John Burnside

Blood on the tracks: the unsolved murder of the Japanese railway chief

David Peace mixes historical investigation with the techniques of fiction to examine what happened to Sadanori Shimoyama in Tokyo in 1949

David Peace in Italy in 2008. Credit: Leonardo Cendamo/Getty Images 
issue 26 June 2021

‘There is no end to influence,’ says Harold Bloom in his seminal 1973 work, The Anxiety of Influence — and without getting into the detail of his argument, we can say that the impact of having read and admired others is always an issue for all but the most naive writers. And while Bloom’s attempts to ‘de-idealise our accepted accounts of how one poet helps to form another’ may seem a far cry from the workings of the current literary thriller, even a passing consideration of the influence of James Ellroy, master of LA noir, on his admirer David Peace quickly raises some interesting questions on how we perceive authorship, and authority, in contemporary fiction.

Peace, who has been called ‘the English Ellroy’, draws inspiration from his predecessor not only in his prose style but also in his method, which mixes historical investigation with the techniques of fiction, a modus operandi they publicly debated in 2010. In response to Peace’s question ‘Why do you write history as a novel and not as non-fiction?’ (something that he himself has often been asked), Ellroy answered:

Because I want to change things.
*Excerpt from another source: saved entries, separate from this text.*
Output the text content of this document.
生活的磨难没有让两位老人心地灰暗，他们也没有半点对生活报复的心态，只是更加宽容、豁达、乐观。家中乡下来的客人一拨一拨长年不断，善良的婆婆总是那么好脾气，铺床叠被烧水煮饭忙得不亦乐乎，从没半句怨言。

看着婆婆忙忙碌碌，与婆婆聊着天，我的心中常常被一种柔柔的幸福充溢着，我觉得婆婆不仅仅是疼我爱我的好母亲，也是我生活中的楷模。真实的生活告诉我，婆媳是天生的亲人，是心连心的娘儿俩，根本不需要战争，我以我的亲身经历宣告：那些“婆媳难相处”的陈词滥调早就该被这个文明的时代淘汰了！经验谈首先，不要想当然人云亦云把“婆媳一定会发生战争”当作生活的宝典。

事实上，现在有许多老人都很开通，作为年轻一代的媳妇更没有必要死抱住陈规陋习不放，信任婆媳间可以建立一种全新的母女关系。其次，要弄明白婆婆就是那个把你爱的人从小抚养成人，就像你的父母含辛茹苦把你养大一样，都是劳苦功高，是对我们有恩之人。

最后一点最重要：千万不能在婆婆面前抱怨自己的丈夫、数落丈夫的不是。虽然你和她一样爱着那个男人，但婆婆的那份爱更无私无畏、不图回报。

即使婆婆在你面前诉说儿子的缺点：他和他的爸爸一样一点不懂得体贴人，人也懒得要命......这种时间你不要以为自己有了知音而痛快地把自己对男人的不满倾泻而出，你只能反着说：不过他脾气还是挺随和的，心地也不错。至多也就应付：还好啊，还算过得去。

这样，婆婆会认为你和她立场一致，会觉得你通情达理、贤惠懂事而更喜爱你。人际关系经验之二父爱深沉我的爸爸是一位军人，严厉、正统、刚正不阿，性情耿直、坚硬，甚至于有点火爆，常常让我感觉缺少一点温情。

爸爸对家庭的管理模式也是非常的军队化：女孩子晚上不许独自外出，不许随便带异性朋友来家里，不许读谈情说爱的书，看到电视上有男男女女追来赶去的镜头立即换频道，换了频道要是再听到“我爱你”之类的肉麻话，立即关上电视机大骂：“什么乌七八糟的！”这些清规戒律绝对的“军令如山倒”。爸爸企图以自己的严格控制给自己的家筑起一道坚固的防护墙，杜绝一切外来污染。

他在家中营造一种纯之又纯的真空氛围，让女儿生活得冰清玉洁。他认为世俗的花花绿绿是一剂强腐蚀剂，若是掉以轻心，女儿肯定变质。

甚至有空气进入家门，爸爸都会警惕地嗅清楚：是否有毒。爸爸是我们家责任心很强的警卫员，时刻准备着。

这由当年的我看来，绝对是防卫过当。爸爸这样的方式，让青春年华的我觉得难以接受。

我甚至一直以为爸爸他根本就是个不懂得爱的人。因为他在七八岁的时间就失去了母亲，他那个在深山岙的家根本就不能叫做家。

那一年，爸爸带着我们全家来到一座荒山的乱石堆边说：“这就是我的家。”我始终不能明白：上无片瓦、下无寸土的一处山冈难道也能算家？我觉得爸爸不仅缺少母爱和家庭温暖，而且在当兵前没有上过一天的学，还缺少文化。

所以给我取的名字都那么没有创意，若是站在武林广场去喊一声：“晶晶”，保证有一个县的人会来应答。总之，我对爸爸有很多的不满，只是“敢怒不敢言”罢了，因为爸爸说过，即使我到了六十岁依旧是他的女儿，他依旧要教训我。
If I don’t like something and the way it plays out, I don’t want to be beholden to the facts. And I want to tell the private stories. If you look back at what I call the private nightmare of public policy, then these fictions of mine are actually valid.

This risky approach is evident in Tokyo Redux, which revolves around the disappearance in July 1949 of the first president of Japanese National Railways (JNR), Sadanori Shimoyama, an unsolved mystery that has been the subject of several investigative articles, documentaries and even manga works, as well as an as-yet untranslated historical novel by Yasushi Inoue.